The Bogota-based airline’s plan, submitted to the bankruptcy court for the Southern District of New York on 10 August, outlines its obligations to creditors and the settlement of claims. It says a new strategy will help it simplify operations and position Avianca to thrive in the Latin American market.
“Avianca expects to build on its core strengths, including its strong operational performance, increased capacity, brand recognition, its market leadership position in the vibrant Latin American airline market, optionality with more point-to-point routes, its membership in Star Alliance and the strength of its LifeMiles programme, while becoming a more cost-efficient airline, in order to emerge from these Chapter 11 cases as an elite competitor for years to come,” the airline says in the filing.
Avianca and its Latin American peers Aeromexico and LATAM Airlines declared bankruptcy last year after the coronavirus decimated global air travel demand. Airlines shrunk networks, retired and stored aircraft, and laid off staff in an effort to preserve cash.
In documents submitted to the court this week, Avianca outlines a new fleet plan and says it expects to emerge from the proceedings with 109 aircraft, down from the 158 it operated prior to 2020. It has also been working with airframers and lessors to restructure future aircraft deliveries.
The airline has 66 aircraft in service and 29 in storage, according to Cirium fleets data.
“Since the onset of Covid-19, Avianca has taken further steps to streamline its fleet profile and reduce the number of future deliveries. As to future deliveries … Avianca currently is undertaking negotiations with Airbus and Boeing to assume and amend or reject these purchase agreements. Avianca also may reject aircraft leases of all 10 new A320neo aircraft that would have been leased from BOC Aviation starting in 2023.”
Between now and 2029, the airline says it will take two new 787s and 88 A320neos.
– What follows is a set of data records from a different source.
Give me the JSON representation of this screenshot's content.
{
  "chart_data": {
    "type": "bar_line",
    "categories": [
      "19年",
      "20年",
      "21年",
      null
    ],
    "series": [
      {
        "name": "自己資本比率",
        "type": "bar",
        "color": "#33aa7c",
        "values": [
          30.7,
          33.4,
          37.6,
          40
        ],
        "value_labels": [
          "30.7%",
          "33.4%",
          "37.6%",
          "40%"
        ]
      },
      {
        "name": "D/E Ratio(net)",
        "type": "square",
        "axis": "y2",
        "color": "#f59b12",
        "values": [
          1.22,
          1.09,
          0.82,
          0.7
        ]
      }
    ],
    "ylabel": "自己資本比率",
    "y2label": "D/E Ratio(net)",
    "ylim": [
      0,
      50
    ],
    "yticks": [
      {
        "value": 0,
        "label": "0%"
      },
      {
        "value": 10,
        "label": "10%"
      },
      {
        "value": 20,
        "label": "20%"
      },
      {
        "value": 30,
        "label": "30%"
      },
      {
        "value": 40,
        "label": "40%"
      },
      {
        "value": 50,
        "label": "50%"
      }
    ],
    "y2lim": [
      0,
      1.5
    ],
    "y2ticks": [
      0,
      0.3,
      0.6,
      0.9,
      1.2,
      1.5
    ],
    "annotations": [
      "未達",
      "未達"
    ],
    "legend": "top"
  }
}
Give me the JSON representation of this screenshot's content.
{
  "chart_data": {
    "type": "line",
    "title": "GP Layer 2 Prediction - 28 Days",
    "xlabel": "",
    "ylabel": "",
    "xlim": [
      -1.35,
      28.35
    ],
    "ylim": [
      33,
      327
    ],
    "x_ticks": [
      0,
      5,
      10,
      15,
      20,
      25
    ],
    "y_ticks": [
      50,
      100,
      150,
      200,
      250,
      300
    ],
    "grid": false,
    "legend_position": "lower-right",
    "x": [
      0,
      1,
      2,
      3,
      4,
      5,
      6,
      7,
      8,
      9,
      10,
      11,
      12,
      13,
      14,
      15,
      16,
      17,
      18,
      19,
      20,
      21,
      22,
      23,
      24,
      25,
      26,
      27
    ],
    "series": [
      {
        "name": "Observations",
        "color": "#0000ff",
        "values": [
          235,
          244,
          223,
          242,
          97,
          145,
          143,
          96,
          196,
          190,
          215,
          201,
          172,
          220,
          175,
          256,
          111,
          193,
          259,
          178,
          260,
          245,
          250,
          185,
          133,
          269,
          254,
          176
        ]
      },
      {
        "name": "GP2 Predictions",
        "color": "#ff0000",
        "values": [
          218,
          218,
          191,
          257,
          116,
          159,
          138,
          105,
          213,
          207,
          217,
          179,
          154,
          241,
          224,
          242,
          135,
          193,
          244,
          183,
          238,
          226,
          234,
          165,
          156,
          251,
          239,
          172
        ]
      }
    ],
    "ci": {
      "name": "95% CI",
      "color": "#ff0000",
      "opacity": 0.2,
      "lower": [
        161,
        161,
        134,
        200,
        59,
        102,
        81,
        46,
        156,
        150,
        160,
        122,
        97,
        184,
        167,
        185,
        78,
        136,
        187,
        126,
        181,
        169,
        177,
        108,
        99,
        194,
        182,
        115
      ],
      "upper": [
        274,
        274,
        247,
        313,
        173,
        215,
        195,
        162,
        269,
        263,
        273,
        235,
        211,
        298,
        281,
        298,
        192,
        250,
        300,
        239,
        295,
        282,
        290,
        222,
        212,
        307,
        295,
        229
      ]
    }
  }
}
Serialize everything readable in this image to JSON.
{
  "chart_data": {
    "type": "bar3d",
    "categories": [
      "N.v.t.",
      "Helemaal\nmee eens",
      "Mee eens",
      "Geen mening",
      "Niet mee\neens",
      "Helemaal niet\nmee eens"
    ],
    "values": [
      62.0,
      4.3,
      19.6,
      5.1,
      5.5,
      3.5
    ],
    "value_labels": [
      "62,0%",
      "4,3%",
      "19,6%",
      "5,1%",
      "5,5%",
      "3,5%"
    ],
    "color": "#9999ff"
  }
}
It has entered “into approximately 58 new leases, with deliveries between 2021 and 2023”. Those are in addition to 15 leases that have a “simplified lease structure and better economic terms”.
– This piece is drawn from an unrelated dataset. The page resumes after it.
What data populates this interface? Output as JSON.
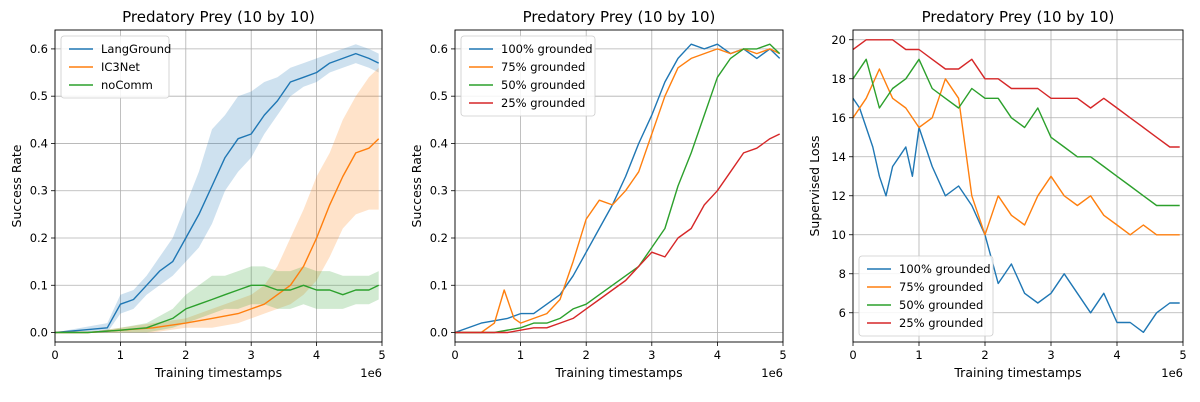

In addition, the airline is adding more seats to A320s, increasing their capacity 24% to better compete with low-cost carriers sprouting up throughout the region.
”These low-cost carriers’ penetration of Avianca’s home markets has driven significant and lasting downward pressure on fares, which, when taken together with evolving passenger preferences, has compelled Avianca to further adapt its business model,” the airline says in the filing. “The company believes that the implementation of this strategy, in conjunction with the execution of over 300 cost-saving initiatives, will enable Avianca to achieve a best-in-class cost structure.”
The next step in the process is a hearing at the court scheduled for 14 September.
The company has said it hopes to exit the Chapter 11 proceedings at by the end of the year.